© Hans Lucas

Francis Apesteguy (1952-2022) : hommage au photojournaliste et paparazzi

Le photographe français Francis Apesteguy, connu pour ses reportages et ses photographies de nombreuses personnalités, s’est éteint le 30 janvier 2022, à l’âge de 69 ans. Il laisse derrière lui des milliers de clichés, qui sont autant de miroirs des époques qu’il a traversées.

Né en 1952, il débute la photographie comme assistant d’Helmut Newton. Se lassant très vite du milieu de la mode, il préfère embrasser la carrière de photojournaliste. Âgé de seulement 20 ans, il rejoint l’agence SIPA, où il restera pendant 5 ans. Il collabore également avec les agences Team International et Angeli.
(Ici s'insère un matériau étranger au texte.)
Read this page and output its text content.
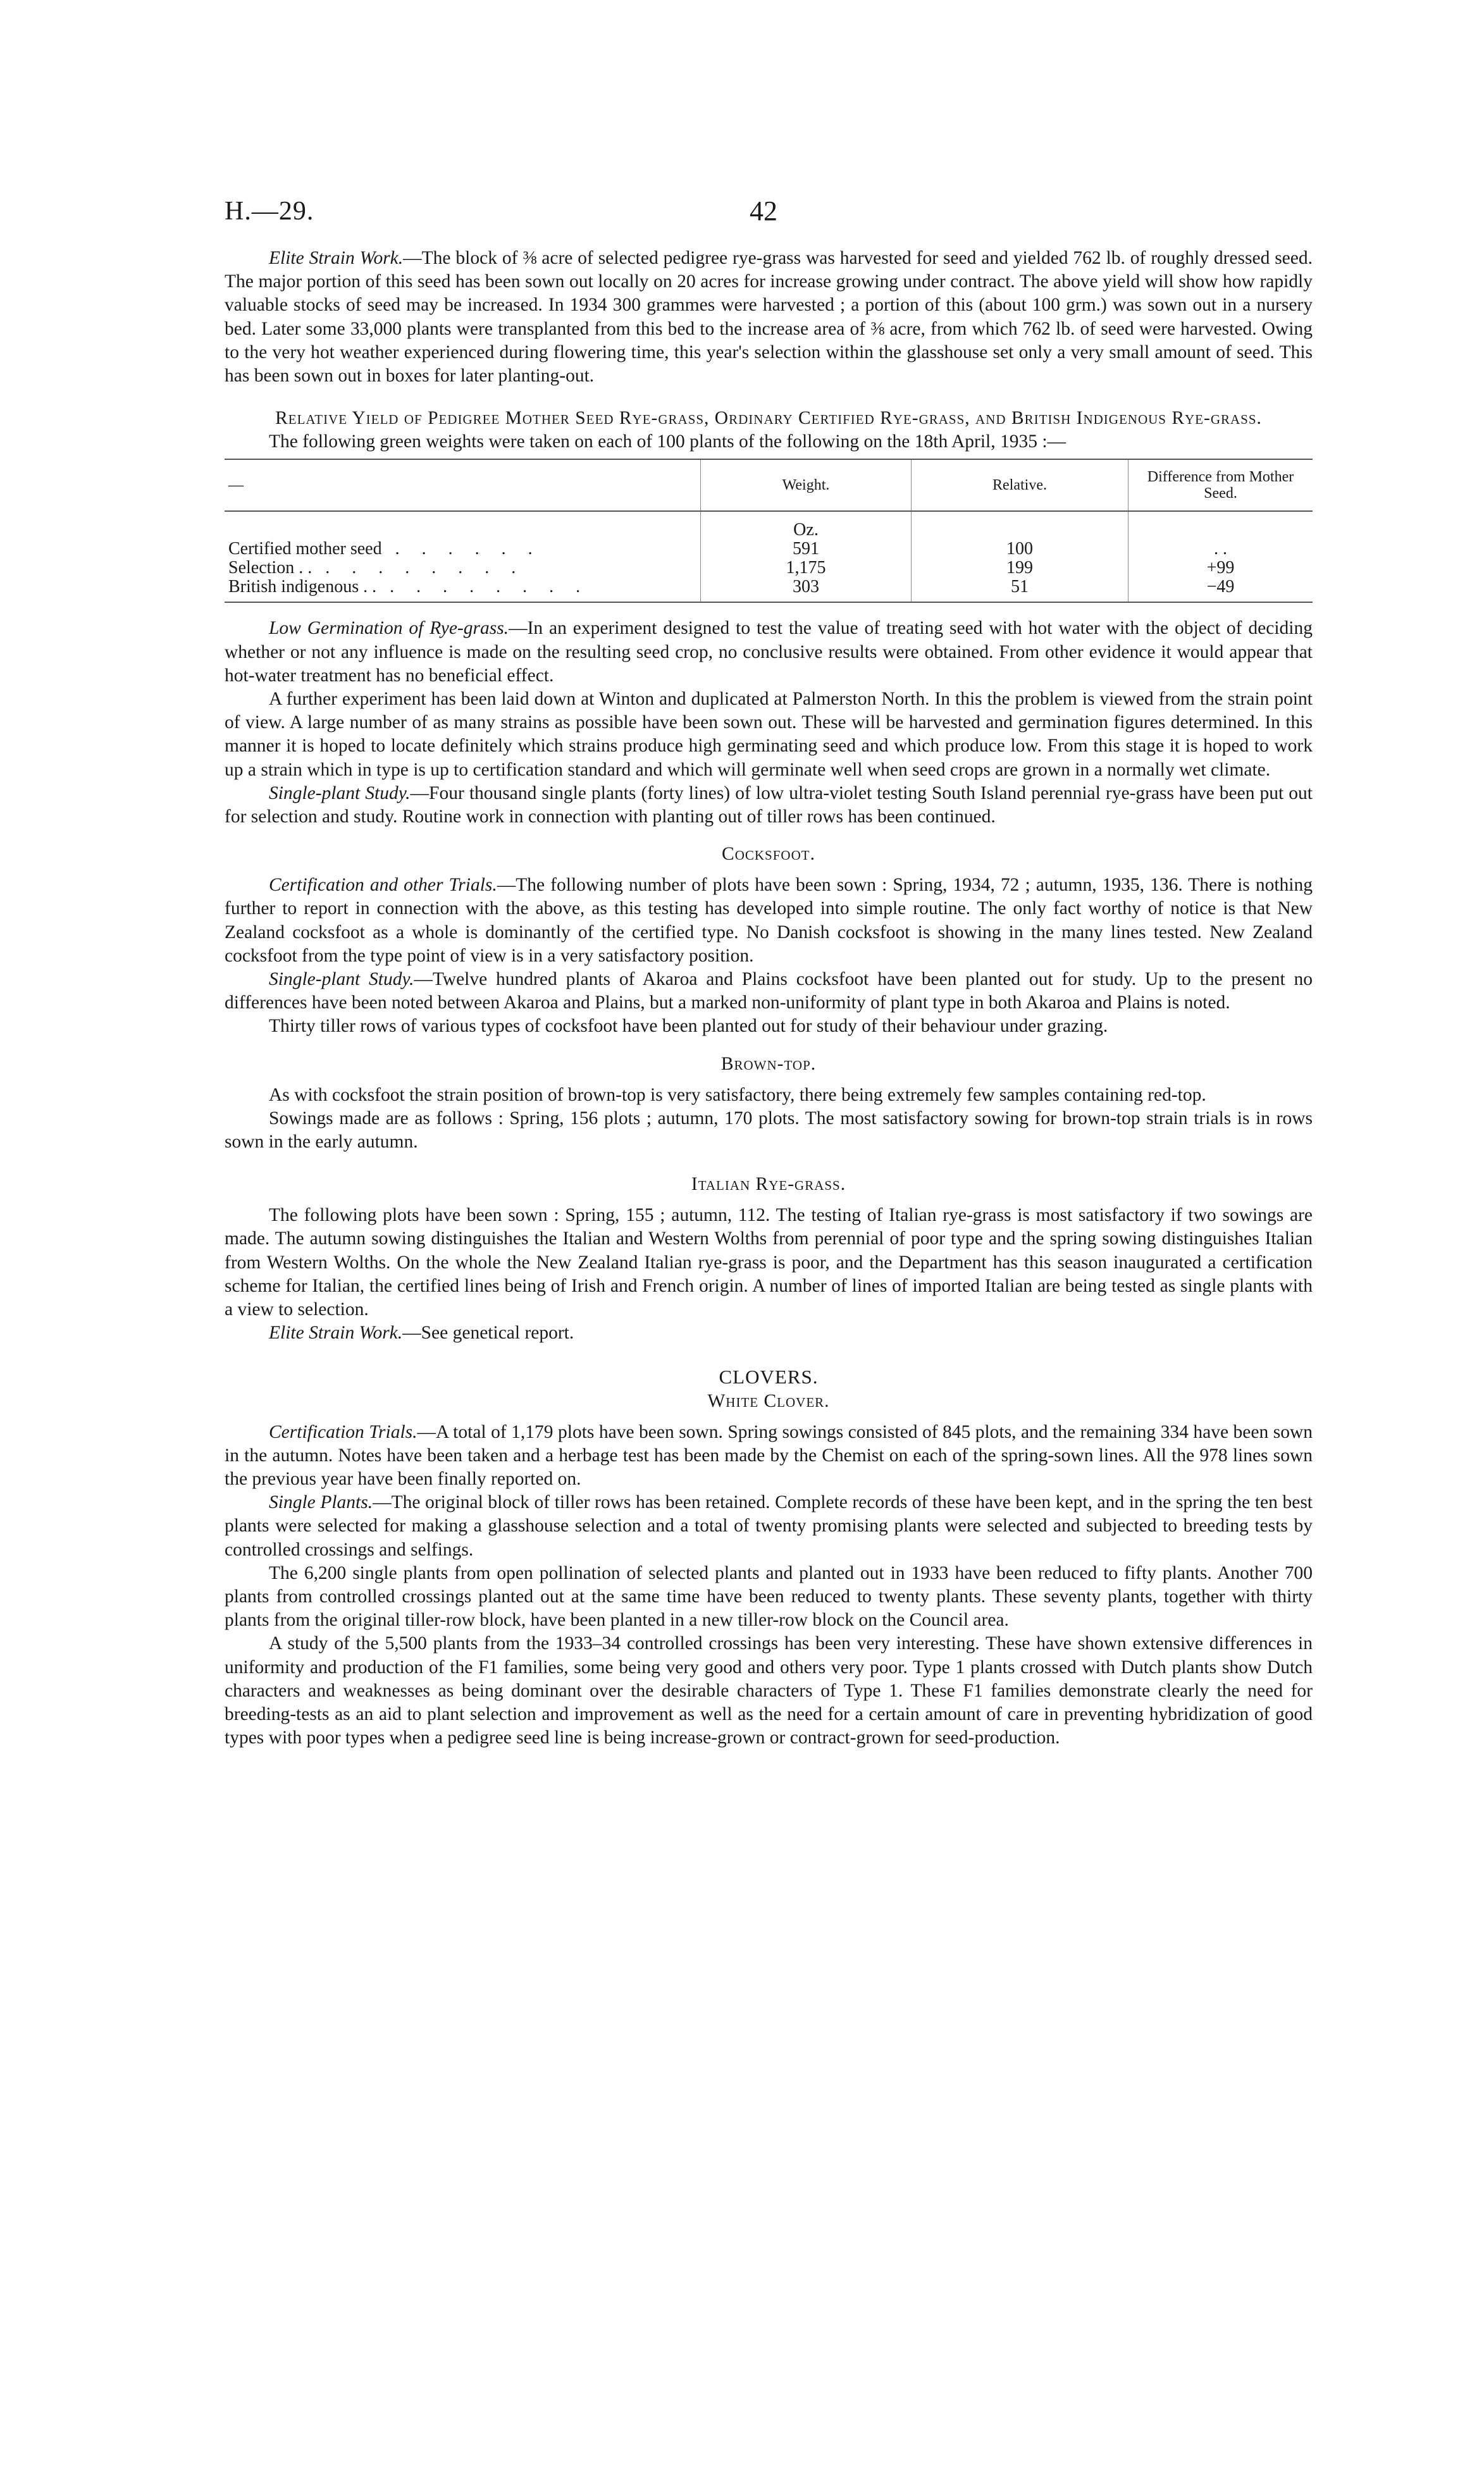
H.—29.	42

Elite Strain Work.—The block of ⅜ acre of selected pedigree rye-grass was harvested for seed and yielded 762 lb. of roughly dressed seed. The major portion of this seed has been sown out locally on 20 acres for increase growing under contract. The above yield will show how rapidly valuable stocks of seed may be increased. In 1934 300 grammes were harvested ; a portion of this (about 100 grm.) was sown out in a nursery bed. Later some 33,000 plants were transplanted from this bed to the increase area of ⅜ acre, from which 762 lb. of seed were harvested. Owing to the very hot weather experienced during flowering time, this year's selection within the glasshouse set only a very small amount of seed. This has been sown out in boxes for later planting-out.

Relative Yield of Pedigree Mother Seed Rye-grass, Ordinary Certified Rye-grass, and British Indigenous Rye-grass.

The following green weights were taken on each of 100 plants of the following on the 18th April, 1935 :—

—	Weight.	Relative.	Difference from Mother Seed.
	Oz.		
Certified mother seed . . . . . .	591	100	. .
Selection . . . . . . . . . .	1,175	199	+99
British indigenous . . . . . . . . . .	303	51	−49

Low Germination of Rye-grass.—In an experiment designed to test the value of treating seed with hot water with the object of deciding whether or not any influence is made on the resulting seed crop, no conclusive results were obtained. From other evidence it would appear that hot-water treatment has no beneficial effect.

A further experiment has been laid down at Winton and duplicated at Palmerston North. In this the problem is viewed from the strain point of view. A large number of as many strains as possible have been sown out. These will be harvested and germination figures determined. In this manner it is hoped to locate definitely which strains produce high germinating seed and which produce low. From this stage it is hoped to work up a strain which in type is up to certification standard and which will germinate well when seed crops are grown in a normally wet climate.

Single-plant Study.—Four thousand single plants (forty lines) of low ultra-violet testing South Island perennial rye-grass have been put out for selection and study. Routine work in connection with planting out of tiller rows has been continued.

Cocksfoot.

Certification and other Trials.—The following number of plots have been sown : Spring, 1934, 72 ; autumn, 1935, 136. There is nothing further to report in connection with the above, as this testing has developed into simple routine. The only fact worthy of notice is that New Zealand cocksfoot as a whole is dominantly of the certified type. No Danish cocksfoot is showing in the many lines tested. New Zealand cocksfoot from the type point of view is in a very satisfactory position.

Single-plant Study.—Twelve hundred plants of Akaroa and Plains cocksfoot have been planted out for study. Up to the present no differences have been noted between Akaroa and Plains, but a marked non-uniformity of plant type in both Akaroa and Plains is noted.

Thirty tiller rows of various types of cocksfoot have been planted out for study of their behaviour under grazing.

Brown-top.

As with cocksfoot the strain position of brown-top is very satisfactory, there being extremely few samples containing red-top.

Sowings made are as follows : Spring, 156 plots ; autumn, 170 plots. The most satisfactory sowing for brown-top strain trials is in rows sown in the early autumn.

Italian Rye-grass.

The following plots have been sown : Spring, 155 ; autumn, 112. The testing of Italian rye-grass is most satisfactory if two sowings are made. The autumn sowing distinguishes the Italian and Western Wolths from perennial of poor type and the spring sowing distinguishes Italian from Western Wolths. On the whole the New Zealand Italian rye-grass is poor, and the Department has this season inaugurated a certification scheme for Italian, the certified lines being of Irish and French origin. A number of lines of imported Italian are being tested as single plants with a view to selection.

Elite Strain Work.—See genetical report.

CLOVERS.
White Clover.

Certification Trials.—A total of 1,179 plots have been sown. Spring sowings consisted of 845 plots, and the remaining 334 have been sown in the autumn. Notes have been taken and a herbage test has been made by the Chemist on each of the spring-sown lines. All the 978 lines sown the previous year have been finally reported on.

Single Plants.—The original block of tiller rows has been retained. Complete records of these have been kept, and in the spring the ten best plants were selected for making a glasshouse selection and a total of twenty promising plants were selected and subjected to breeding tests by controlled crossings and selfings.

The 6,200 single plants from open pollination of selected plants and planted out in 1933 have been reduced to fifty plants. Another 700 plants from controlled crossings planted out at the same time have been reduced to twenty plants. These seventy plants, together with thirty plants from the original tiller-row block, have been planted in a new tiller-row block on the Council area.

A study of the 5,500 plants from the 1933–34 controlled crossings has been very interesting. These have shown extensive differences in uniformity and production of the F1 families, some being very good and others very poor. Type 1 plants crossed with Dutch plants show Dutch characters and weaknesses as being dominant over the desirable characters of Type 1. These F1 families demonstrate clearly the need for breeding-tests as an aid to plant selection and improvement as well as the need for a certain amount of care in preventing hybridization of good types with poor types when a pedigree seed line is being increase-grown or contract-grown for seed-production.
Il est recruté en 1977 par l’agence Gamma, fondée par Raymond Depardon. Pendant plus de 20 années, il y produit de très nombreux reportages.

Il est ainsi envoyé au Tchad en mai 1978, pendant la guerre civile qui secoue le pays depuis 1965, afin de ramener des preuves de la présence militaire française – jusqu’alors démentie par le président Giscard d’Estaing. Arrêté dès son arrivée dans la capitale tchadienne, son matériel est confisqué. Trompant la vigilance de ses geôliers, il parvient à s’échapper et à recueillir des clichés de la base française, dont les photos sont finalement publiées dans Paris Match. Une aventure dont il a d’ailleurs témoigné en 2011 pour Match.
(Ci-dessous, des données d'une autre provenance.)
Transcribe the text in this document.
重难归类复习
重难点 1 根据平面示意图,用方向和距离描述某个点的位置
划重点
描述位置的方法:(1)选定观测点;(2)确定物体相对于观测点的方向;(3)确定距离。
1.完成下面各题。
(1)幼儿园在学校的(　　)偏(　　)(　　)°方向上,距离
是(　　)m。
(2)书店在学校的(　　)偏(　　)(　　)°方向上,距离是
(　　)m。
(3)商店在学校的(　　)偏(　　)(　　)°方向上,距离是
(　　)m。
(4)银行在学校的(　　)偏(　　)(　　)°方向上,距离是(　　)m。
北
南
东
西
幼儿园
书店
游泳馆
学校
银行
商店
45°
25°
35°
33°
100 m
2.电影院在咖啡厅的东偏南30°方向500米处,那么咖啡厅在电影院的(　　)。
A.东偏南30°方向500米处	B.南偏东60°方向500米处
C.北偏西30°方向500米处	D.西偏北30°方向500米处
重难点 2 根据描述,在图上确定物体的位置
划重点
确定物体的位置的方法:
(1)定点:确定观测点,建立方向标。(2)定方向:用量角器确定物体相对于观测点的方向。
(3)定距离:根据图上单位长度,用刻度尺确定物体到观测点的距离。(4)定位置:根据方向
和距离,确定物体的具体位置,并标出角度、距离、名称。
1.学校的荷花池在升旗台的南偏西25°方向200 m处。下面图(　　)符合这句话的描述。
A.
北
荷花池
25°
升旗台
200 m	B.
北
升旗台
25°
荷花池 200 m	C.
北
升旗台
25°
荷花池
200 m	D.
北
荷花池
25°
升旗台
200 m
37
Pendant plus de 20 ans, il suit les événements de nombreuses personnalités. Des Présidents de la République (Valéry Giscard d’Estaing, François Mitterrand, Jacques Chirac) à la famille princière de Monaco, il immortalise les moments phares de son époque. Il accompagne ainsi l’émergence de la presse people, comme lors du mariage de la princesse Diana ou de Caroline de Monaco.

C’est ainsi qu’en 1980, il est immortalisé par Raymond Depardon dans Reporters, à une époque il pourchassait l’acteur américain Richard Gere, rétif à toute photographie. Le film montre la face souvent laborieuse et cynique des photographes de presse et des paparazzis, acteurs d’un jeu de dupes entre célébrités, agences et patrons de presse. Une époque qu’il raconte en 1997 dans un entretien à Libération, au lendemain de la mort de Lady Di.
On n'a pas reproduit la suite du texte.